Takeup of 44 megawatts exceeded the 30 MW of new supply, the fourth straight quarter to do so, and the vacancy rate fell in Europe’s top five data centre markets as a result. The vacancy rate across those cities stands at 9.8% and is expected to fall to 7.9% by the end of the year, CBRE’s report says. If that pans out, it will be the fifth consecutive year the vacancy rate has declined.
Strong demand has drawn major players, especially from the U.S., where the data centre market is more mature, to focus on European opportunities. Hines plans to move into the UK data centre sector as it looks to expand into alternative real estate asset classes. Its first European development is in partnership with operator Compass Datacenters for a scheme in Milan.
“We're very actively trying to expand our footprint in data centres,” Hines UK Head Ross Blair said at Bisnow’s UK Real Estate Outlook event in April. “I think there's a tremendous amount of institutional capital wanting to flow into that sector, so we're starting to invest more people hours in that space.”
Fellow U.S. giant Blackstone has highlighted data centres as a major focus and recently announced the acquisition of a site in the north-east of England for a huge new data centre campus. It bought the site through its QTS platform, through which it is investing more than $20B in the sector.
“The scale of the data centre opportunity is immense,” Blackstone Real Estate Global co-Head of Real Estate Nadeem Meghji told Bisnow in an interview earlier this year. “It's the single most exciting strategy we have globally today.”
Starwood has allocated a portion of its next fund to the sector, and earlier this year it paid $850M for a stake in Irish data centre developer and contractor Echelon. Singapore-listed Elite Commercial REIT said it will start converting some of its UK buildings into data centres, which it described as one of the sectors with the highest level of demand compared to supply.
That demand is coming from across the industrial spectrum. Following the closure of the Joint European Torus project, the UK Atomic Energy Authority said it may repurpose its Culham, Oxfordshire, campus for artificial intelligence data centres or supercomputing facilities. It has issued an open tender inviting proposals from organisations that can leverage the site’s high-power infrastructure, which can deliver 144 MW steady state capacity and 575 MW peak capacity.
Yondr Group, a global developer, owner and operator of hyperscale data centres, has opened the first 20 MW phase of a 30 MW building on its London Slough Campus. It is Yondr's first completed data centre in the UK. A second building that will add another 30 MW of capacity is under construction on what is slated to become a 100 MW-plus data centre campus.
However, data centre developers are continuing to struggle with energy infrastructure constraints.
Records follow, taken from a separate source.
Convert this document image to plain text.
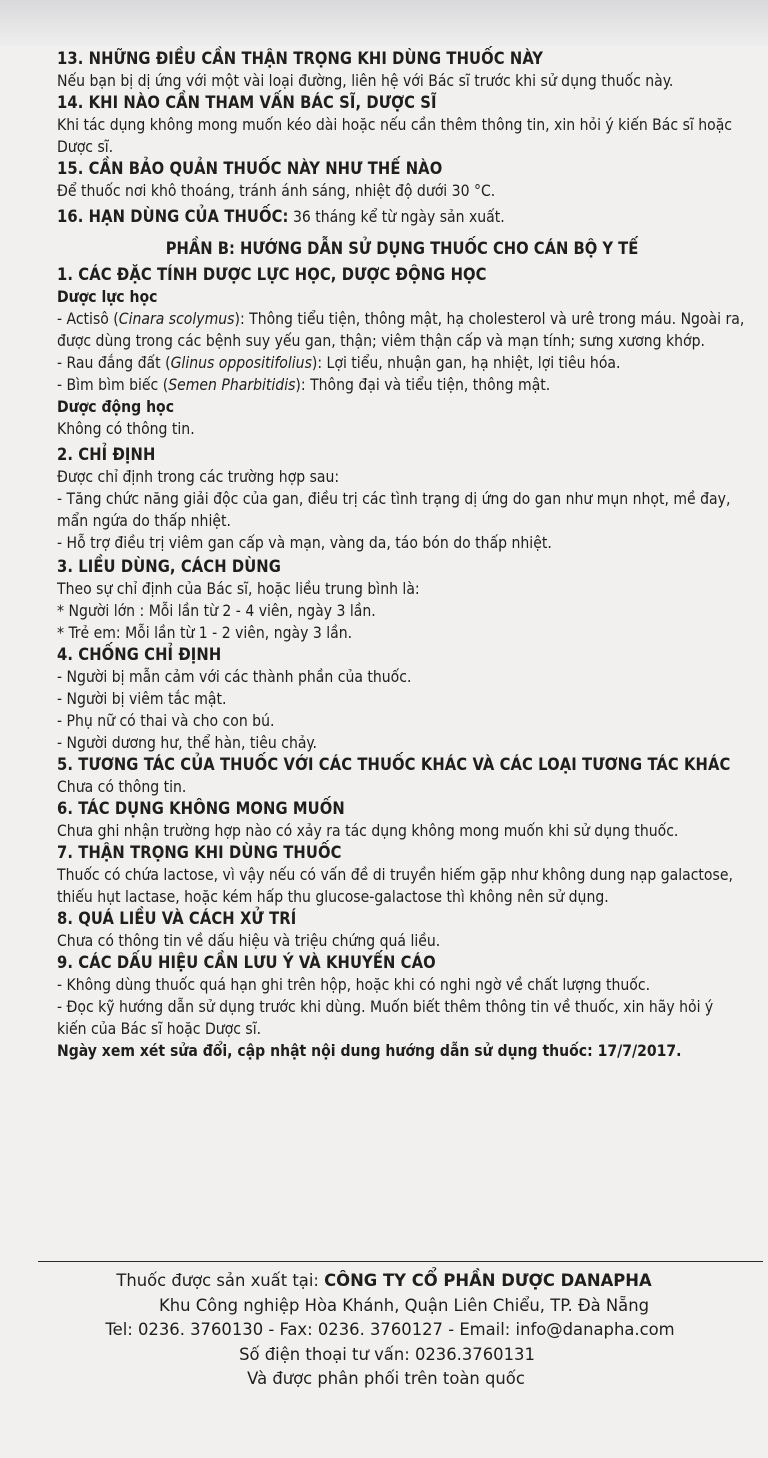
13. NHỮNG ĐIỀU CẦN THẬN TRỌNG KHI DÙNG THUỐC NÀY

Nếu bạn bị dị ứng với một vài loại đường, liên hệ với Bác sĩ trước khi sử dụng thuốc này.

14. KHI NÀO CẦN THAM VẤN BÁC SĨ, DƯỢC SĨ

Khi tác dụng không mong muốn kéo dài hoặc nếu cần thêm thông tin, xin hỏi ý kiến Bác sĩ hoặc Dược sĩ.

15. CẦN BẢO QUẢN THUỐC NÀY NHƯ THẾ NÀO

Để thuốc nơi khô thoáng, tránh ánh sáng, nhiệt độ dưới 30 °C.

16. HẠN DÙNG CỦA THUỐC: 36 tháng kể từ ngày sản xuất.

PHẦN B: HƯỚNG DẪN SỬ DỤNG THUỐC CHO CÁN BỘ Y TẾ
1. CÁC ĐẶC TÍNH DƯỢC LỰC HỌC, DƯỢC ĐỘNG HỌC
Dược lực học

- Actisô (Cinara scolymus): Thông tiểu tiện, thông mật, hạ cholesterol và urê trong máu. Ngoài ra, được dùng trong các bệnh suy yếu gan, thận; viêm thận cấp và mạn tính; sưng xương khớp.

- Rau đắng đất (Glinus oppositifolius): Lợi tiểu, nhuận gan, hạ nhiệt, lợi tiêu hóa.

- Bìm bìm biếc (Semen Pharbitidis): Thông đại và tiểu tiện, thông mật.

Dược động học

Không có thông tin.

2. CHỈ ĐỊNH

Được chỉ định trong các trường hợp sau:

- Tăng chức năng giải độc của gan, điều trị các tình trạng dị ứng do gan như mụn nhọt, mề đay, mẩn ngứa do thấp nhiệt.

- Hỗ trợ điều trị viêm gan cấp và mạn, vàng da, táo bón do thấp nhiệt.

3. LIỀU DÙNG, CÁCH DÙNG

Theo sự chỉ định của Bác sĩ, hoặc liều trung bình là:

* Người lớn : Mỗi lần từ 2 - 4 viên, ngày 3 lần.

* Trẻ em: Mỗi lần từ 1 - 2 viên, ngày 3 lần.

4. CHỐNG CHỈ ĐỊNH

- Người bị mẫn cảm với các thành phần của thuốc.

- Người bị viêm tắc mật.

- Phụ nữ có thai và cho con bú.

- Người dương hư, thể hàn, tiêu chảy.

5. TƯƠNG TÁC CỦA THUỐC VỚI CÁC THUỐC KHÁC VÀ CÁC LOẠI TƯƠNG TÁC KHÁC

Chưa có thông tin.

6. TÁC DỤNG KHÔNG MONG MUỐN

Chưa ghi nhận trường hợp nào có xảy ra tác dụng không mong muốn khi sử dụng thuốc.

7. THẬN TRỌNG KHI DÙNG THUỐC

Thuốc có chứa lactose, vì vậy nếu có vấn đề di truyền hiếm gặp như không dung nạp galactose, thiếu hụt lactase, hoặc kém hấp thu glucose-galactose thì không nên sử dụng.

8. QUÁ LIỀU VÀ CÁCH XỬ TRÍ

Chưa có thông tin về dấu hiệu và triệu chứng quá liều.

9. CÁC DẤU HIỆU CẦN LƯU Ý VÀ KHUYẾN CÁO

- Không dùng thuốc quá hạn ghi trên hộp, hoặc khi có nghi ngờ về chất lượng thuốc.

- Đọc kỹ hướng dẫn sử dụng trước khi dùng. Muốn biết thêm thông tin về thuốc, xin hãy hỏi ý kiến của Bác sĩ hoặc Dược sĩ.

Ngày xem xét sửa đổi, cập nhật nội dung hướng dẫn sử dụng thuốc: 17/7/2017.

Thuốc được sản xuất tại: CÔNG TY CỔ PHẦN DƯỢC DANAPHA
Khu Công nghiệp Hòa Khánh, Quận Liên Chiểu, TP. Đà Nẵng
Tel: 0236. 3760130 - Fax: 0236. 3760127 - Email: info@danapha.com
Số điện thoại tư vấn: 0236.3760131
Và được phân phối trên toàn quốc
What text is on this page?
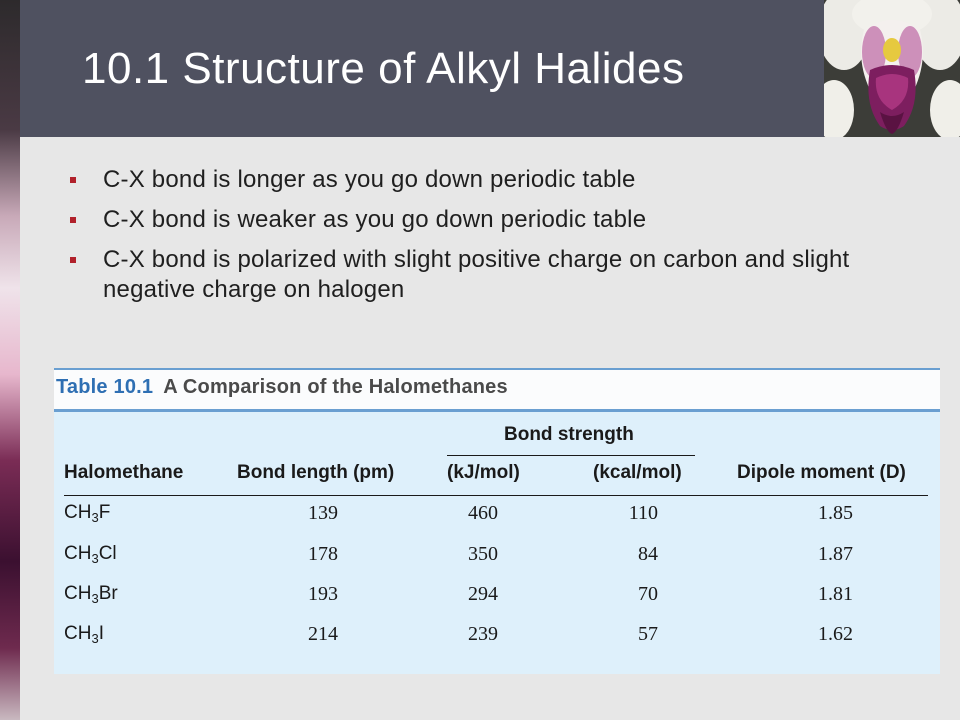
10.1 Structure of Alkyl Halides
C-X bond is longer as you go down periodic table
C-X bond is weaker as you go down periodic table
C-X bond is polarized with slight positive charge on carbon and slight negative charge on halogen
Table 10.1 A Comparison of the Halomethanes
Bond strength
Halomethane	Bond length (pm)	(kJ/mol)	(kcal/mol)	Dipole moment (D)
$CH_3F$	139	460	110	1.85
$CH_3Cl$	178	350	84	1.87
$CH_3Br$	193	294	70	1.81
$CH_3I$	214	239	57	1.62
In a report entitled Bridging the Energy Gap for European Data Centres, Aggreko warned that grid connection delays and environmental concerns are impacting the industry, causing substantial delays in Tier 1 and Tier 2 markets.
Inefficiencies in energy solutions are leading to increased operational costs because of higher energy bills. Greener and more efficient energy alternatives are required to maintain growth, the report says.
“Despite the huge growth in the data centre sector across Europe, we are keenly aware of the challenges it is now facing,” Aggreko Global Sector Head of Data Centres Billie Durie said in a release with the report. “With environmental, financial, and legislative pressures all at incredibly high levels, there is a chance that these external factors may affect the industry’s expansion.”
Echoing these concerns, CBRE said that hyperscalers’ interest in colocation data centres is particularly high, but providers are finding it increasingly difficult to accommodate their demands because of a lack of available power and land in Europe’s primary markets. Data centre construction is complex in markets where regulation features prominently in development plans.
CBRE anticipates that 646 MW of new supply will be delivered across Europe this year but that takeup will reach 693 MW across the 15 markets it tracks.
“Data centre capacity is an increasingly precious commodity given the considerable demand for space and competition for it. Providers that can secure the necessary resource and build data centres are able to command higher prices for the space,” CBRE Head of European Data Centre Research Kevin Restivo said.